In Deutschlands zweitgrößter Stadt Hamburg dagegen ist die CDU bereits so rundgeschliffen, daß Bürgermeister Ole von Beust seinen Wahlkampf lieber mit Spekulationen über eine schwarz-grüne Koalition befeuert - und die Grünen, in der Hafenstadt bekanntlich nicht gerade gemäßigt, prompt Gesprächsbereitschaft signalisieren. Über Jugendkriminalität spricht Beust zwar - bloß nicht im Zusammenhang mit Einwanderungsfolgen.
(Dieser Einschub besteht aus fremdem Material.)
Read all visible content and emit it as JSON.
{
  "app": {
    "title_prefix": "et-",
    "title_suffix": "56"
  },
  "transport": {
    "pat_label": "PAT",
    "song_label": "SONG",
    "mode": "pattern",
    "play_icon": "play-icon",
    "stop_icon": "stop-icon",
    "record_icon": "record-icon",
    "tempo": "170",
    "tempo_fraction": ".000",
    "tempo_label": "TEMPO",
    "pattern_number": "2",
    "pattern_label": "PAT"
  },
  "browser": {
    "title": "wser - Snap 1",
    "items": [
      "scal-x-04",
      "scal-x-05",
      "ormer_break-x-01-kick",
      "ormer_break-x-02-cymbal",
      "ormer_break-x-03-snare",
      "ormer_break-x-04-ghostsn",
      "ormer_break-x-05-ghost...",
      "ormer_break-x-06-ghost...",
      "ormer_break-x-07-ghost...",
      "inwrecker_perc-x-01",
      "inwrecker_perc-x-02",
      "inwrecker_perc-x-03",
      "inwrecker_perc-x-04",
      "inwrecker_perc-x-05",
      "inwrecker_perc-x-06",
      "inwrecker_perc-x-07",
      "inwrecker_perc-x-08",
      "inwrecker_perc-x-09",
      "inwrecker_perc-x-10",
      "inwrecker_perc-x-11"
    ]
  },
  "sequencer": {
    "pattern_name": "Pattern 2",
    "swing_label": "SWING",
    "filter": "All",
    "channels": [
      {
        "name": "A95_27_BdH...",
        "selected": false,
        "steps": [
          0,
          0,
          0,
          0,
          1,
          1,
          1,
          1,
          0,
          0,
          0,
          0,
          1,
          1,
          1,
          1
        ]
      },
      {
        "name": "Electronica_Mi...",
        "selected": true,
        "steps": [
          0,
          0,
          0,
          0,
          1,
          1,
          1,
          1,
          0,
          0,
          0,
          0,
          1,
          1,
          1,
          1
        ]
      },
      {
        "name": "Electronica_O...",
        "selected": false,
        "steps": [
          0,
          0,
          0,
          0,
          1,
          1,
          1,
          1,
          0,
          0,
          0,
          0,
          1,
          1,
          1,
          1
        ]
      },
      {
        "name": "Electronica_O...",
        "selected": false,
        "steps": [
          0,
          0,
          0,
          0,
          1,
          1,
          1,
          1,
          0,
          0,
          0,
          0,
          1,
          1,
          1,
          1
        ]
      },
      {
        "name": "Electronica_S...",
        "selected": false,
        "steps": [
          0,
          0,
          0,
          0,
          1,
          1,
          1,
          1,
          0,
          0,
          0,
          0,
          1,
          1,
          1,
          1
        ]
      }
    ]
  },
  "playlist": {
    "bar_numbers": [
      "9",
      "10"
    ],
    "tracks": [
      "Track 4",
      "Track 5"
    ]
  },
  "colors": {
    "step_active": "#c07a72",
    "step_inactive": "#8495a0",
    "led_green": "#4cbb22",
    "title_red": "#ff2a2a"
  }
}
In den wenigen Merkel-Jahren hat die CDU ihre Transformation zur Zeitgeist-Partei rasant vorangetrieben. Den Bestand an eigenen Werten, Kernthemen und Zielen hat sie dabei soweit reduziert, daß sie sich jeder anderen Partei des Berliner Kartells als Regierungspartner andienen und diese sogar noch punktuell übertrumpfen kann - sei es die SPD mit dem von-der-Leyenschen Krippensozialismus, sei es die Grünen mit der Klimaschutz-Gängelei.

Man kann der Union schon zutrauen, in jeder Konstellation nach der Macht zu greifen und diese auch für sich zu befestigen. Man weiß nur nicht, wofür sie steht und warum man sie überhaupt noch an die Macht lassen soll. Sie hat kein Programm, das sie von anderen unterscheidet, nicht einmal ein falsches. Das Umfragebarometer als Richtlinie der Politik ist dafür kein Ersatz.
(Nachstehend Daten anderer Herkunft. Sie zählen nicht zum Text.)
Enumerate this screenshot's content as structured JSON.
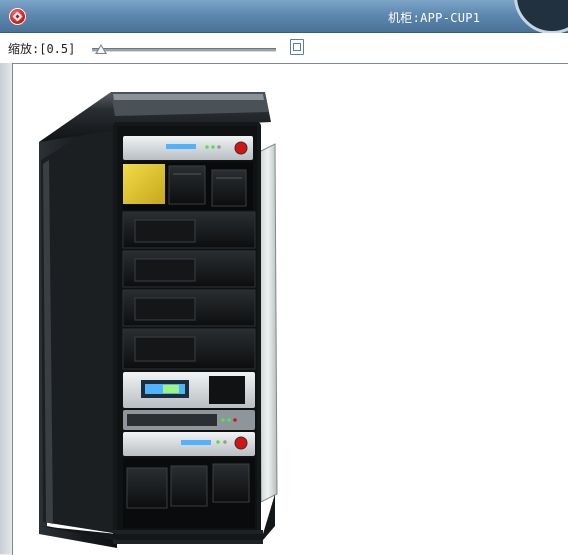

Der Vergleich zu den Sozialdemokraten ist aufschlußreich: Die Beck-SPD hat ein griffiges ideologisches Thema gefunden, das in allen drei Landeswahlkämpfen durchdekliniert wird. Der "Mindestlohn" spricht den Prekarier-Sozialneid ebenso an wie die Abstiegsängste der vom Umverteilungsstaat besonders schwer gebeutelten Mittelschicht und eignet sich darüber hinaus vorzüglich zur Vor-Mobilisierung für den nächsten Bundestagswahlkampf.

Bei den Unionsparteien hingegen ist von langfristigen Strategien und von einem Ringen um Positionen und Begriffe, um den Kurs und um die Zukunft des Landes nichts zu spüren. Wer CDU wählt, bekommt bestenfalls eine gute Verwaltung, aber keine Regierung. Vielleicht ist es nicht das geringste Problem der CDU, daß ihr ein entsprechender strategischer Kontrapunkt deutlich rechts von der überfüllten Mitte fehlt.